FAQs people normally have
Can I be arrested for defaulting on a personal loan?
Loan default itself is a civil wrong, not a crime, so you cannot be arrested for it. A case under Section 25 is quasi-criminal, but arrest is not the immediate consequence. An arrest warrant could only be issued by the court if you repeatedly fail to appear for the hearings despite receiving the court’s summons.
Is ₹60,000 too small an amount for a company to sue over?
No. Financial institutions and NBFCs have dedicated legal teams and processes to handle defaults of all sizes. They are very likely to pursue legal action to recover their money and to set a precedent for other defaulters.
Will this default impact my CIBIL/credit score?
Yes, significantly. The moment you default on an EMI, the lender reports it to credit bureaus like CIBIL. This negatively impacts your credit score, making it very difficult to secure loans or credit cards in the future.

What evidence is required?
- For the Lender: The primary evidence includes the digitally signed loan agreement, proof of loan disbursal, the borrower’s bank account statements showing the failed auto-debit instructions, a copy of the legal notice sent to the borrower, and proof of its delivery.
- For the Borrower: Evidence would include proof of all payments made, any written communication with the lender proposing a repayment plan, and bank statements. If there are disputes regarding the outstanding amount, supporting calculations would be needed.
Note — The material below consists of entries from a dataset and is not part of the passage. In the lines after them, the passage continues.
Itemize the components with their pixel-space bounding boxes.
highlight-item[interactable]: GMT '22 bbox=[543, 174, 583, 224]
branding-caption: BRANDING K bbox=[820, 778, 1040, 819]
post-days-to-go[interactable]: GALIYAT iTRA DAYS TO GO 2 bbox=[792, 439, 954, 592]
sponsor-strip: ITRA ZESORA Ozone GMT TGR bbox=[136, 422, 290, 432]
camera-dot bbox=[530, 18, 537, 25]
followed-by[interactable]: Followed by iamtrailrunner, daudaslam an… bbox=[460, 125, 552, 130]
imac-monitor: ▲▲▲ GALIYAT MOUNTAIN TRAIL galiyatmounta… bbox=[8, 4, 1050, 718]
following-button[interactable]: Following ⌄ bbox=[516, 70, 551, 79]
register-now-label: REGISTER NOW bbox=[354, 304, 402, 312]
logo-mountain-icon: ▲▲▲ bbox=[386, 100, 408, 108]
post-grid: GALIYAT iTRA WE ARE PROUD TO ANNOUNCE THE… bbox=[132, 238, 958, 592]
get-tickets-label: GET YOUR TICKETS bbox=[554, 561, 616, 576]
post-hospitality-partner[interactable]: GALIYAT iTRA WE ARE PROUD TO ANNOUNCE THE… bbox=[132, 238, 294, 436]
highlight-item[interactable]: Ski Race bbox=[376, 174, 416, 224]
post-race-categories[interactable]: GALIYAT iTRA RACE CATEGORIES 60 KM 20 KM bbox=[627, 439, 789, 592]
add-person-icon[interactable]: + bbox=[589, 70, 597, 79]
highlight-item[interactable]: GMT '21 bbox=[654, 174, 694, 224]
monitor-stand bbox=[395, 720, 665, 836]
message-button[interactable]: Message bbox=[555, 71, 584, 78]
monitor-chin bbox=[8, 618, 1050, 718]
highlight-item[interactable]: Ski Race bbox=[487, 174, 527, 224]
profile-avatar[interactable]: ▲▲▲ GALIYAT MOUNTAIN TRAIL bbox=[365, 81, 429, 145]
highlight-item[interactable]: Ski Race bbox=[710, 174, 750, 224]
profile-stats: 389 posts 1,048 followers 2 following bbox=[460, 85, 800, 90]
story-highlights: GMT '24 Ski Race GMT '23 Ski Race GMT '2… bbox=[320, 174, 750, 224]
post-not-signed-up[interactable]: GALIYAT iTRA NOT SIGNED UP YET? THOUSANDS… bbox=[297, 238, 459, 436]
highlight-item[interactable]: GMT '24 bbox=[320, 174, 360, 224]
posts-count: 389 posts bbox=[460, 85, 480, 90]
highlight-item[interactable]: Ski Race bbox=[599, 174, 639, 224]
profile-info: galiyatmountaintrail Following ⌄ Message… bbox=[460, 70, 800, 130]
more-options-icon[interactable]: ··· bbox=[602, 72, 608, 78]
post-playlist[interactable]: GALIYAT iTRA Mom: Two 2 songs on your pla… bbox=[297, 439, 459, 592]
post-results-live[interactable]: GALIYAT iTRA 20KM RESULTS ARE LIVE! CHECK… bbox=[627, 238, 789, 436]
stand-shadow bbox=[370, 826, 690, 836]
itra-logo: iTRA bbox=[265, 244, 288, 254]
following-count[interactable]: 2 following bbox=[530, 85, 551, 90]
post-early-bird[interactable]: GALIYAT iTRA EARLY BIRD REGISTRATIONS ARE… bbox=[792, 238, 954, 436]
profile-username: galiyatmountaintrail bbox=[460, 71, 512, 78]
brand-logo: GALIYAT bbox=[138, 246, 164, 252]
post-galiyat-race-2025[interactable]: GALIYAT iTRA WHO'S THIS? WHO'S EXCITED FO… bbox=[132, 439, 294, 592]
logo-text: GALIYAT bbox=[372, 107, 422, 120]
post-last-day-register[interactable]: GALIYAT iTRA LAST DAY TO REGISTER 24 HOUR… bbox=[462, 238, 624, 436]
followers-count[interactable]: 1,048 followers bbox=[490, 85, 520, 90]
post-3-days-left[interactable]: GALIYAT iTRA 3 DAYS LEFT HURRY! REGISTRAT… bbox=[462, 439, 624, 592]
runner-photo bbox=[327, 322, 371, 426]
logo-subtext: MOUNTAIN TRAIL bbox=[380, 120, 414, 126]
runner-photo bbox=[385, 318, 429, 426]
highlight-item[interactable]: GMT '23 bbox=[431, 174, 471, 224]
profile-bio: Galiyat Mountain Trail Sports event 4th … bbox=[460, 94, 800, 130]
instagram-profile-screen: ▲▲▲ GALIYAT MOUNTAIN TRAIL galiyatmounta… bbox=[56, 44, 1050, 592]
How long will the investigation take?
Since a Section 25 case is a summons trial before a Magistrate, there is no police investigation. The legal process itself involves several stages: filing the complaint, court taking cognizance, issuing summons, appearance of the accused, framing of notice, evidence from both sides, final arguments, and judgment. This entire judicial process can take anywhere from several months to a few years, depending on the court’s caseload and the adjournments sought by the parties.